Blue hubbard squash is gourd or pear-shaped, with silvery bluish-green rough rind with moderate ribbing. The deepness of the blue will vary.
The squash grows to be about 35 cm (13 inches) wide by 63 cm (25 inches) tall, and weigh 7 to 20 ½ kg (15 to 45 pounds.)
Inside, it has yellowish-orange, finely-textured flesh with a sweet taste.
It grows on a vine-type plant that stretches out to be about 3 metres (10 feet) long.
110 to 120 days from seed.
A cultivar called “New England Blue Hubbard” produces squashes about one-third larger.

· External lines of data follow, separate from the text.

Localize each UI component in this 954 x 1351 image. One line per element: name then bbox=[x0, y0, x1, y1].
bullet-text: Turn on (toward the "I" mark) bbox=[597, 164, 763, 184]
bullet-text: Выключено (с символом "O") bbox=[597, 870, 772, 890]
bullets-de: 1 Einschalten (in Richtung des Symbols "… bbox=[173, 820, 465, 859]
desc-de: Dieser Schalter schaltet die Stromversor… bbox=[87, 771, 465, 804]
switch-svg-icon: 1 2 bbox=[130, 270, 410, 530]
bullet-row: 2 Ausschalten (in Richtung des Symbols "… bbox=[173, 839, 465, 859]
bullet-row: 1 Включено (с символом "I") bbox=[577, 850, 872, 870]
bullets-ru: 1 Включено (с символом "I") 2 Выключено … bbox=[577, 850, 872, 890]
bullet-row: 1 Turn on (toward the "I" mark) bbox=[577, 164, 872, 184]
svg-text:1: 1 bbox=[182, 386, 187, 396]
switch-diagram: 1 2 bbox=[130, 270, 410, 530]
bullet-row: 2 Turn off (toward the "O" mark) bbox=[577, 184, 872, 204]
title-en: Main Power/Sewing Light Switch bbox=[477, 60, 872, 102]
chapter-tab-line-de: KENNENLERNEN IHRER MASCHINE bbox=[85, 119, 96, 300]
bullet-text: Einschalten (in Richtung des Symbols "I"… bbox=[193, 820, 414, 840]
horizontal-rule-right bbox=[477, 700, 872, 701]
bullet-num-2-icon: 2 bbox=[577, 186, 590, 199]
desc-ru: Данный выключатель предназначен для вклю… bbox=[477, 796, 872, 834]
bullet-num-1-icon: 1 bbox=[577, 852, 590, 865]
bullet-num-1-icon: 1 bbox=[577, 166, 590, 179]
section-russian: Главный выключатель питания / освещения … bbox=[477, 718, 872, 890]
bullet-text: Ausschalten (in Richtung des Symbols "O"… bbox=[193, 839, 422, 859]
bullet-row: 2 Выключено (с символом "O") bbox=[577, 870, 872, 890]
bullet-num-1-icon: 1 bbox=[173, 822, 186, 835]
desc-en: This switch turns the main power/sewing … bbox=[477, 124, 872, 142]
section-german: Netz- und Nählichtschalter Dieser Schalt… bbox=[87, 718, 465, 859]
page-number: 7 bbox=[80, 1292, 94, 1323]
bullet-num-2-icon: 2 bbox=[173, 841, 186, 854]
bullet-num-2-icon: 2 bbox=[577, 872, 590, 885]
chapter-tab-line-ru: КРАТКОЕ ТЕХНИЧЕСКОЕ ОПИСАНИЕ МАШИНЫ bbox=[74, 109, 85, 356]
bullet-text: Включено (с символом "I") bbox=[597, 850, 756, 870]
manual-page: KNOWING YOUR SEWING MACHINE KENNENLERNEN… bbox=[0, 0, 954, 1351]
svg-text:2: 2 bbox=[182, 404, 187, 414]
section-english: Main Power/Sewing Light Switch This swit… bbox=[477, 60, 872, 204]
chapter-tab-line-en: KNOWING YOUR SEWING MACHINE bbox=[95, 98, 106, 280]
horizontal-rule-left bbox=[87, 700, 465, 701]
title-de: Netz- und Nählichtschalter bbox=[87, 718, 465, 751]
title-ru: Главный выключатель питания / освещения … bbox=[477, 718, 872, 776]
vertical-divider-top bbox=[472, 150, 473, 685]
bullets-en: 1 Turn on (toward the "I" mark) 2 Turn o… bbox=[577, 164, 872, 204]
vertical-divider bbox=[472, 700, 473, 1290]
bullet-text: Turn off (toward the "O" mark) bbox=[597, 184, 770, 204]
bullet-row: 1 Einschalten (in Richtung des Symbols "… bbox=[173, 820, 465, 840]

Best for baking. Very good for pies.
Blue hubbard squash stores very well.
They need to be harvested before frost. They should be cured in a warm area for 7 to 10 days, then stored in a cool, dark place.
Blue hubbard squash was introduced in 1909 by the Gregory Seed Company of Marblehead, Massachusetts founded by James John Howard Gregory. The company called it first “Symmes Blue Hubbard”, Symmes being the name of a gardener who worked for them.
Some speculate that the squash was a spontaneous cross between Green Hubbard and Marblehead squashes that Symmes discovered. Others say that the squash originated in the West Indies.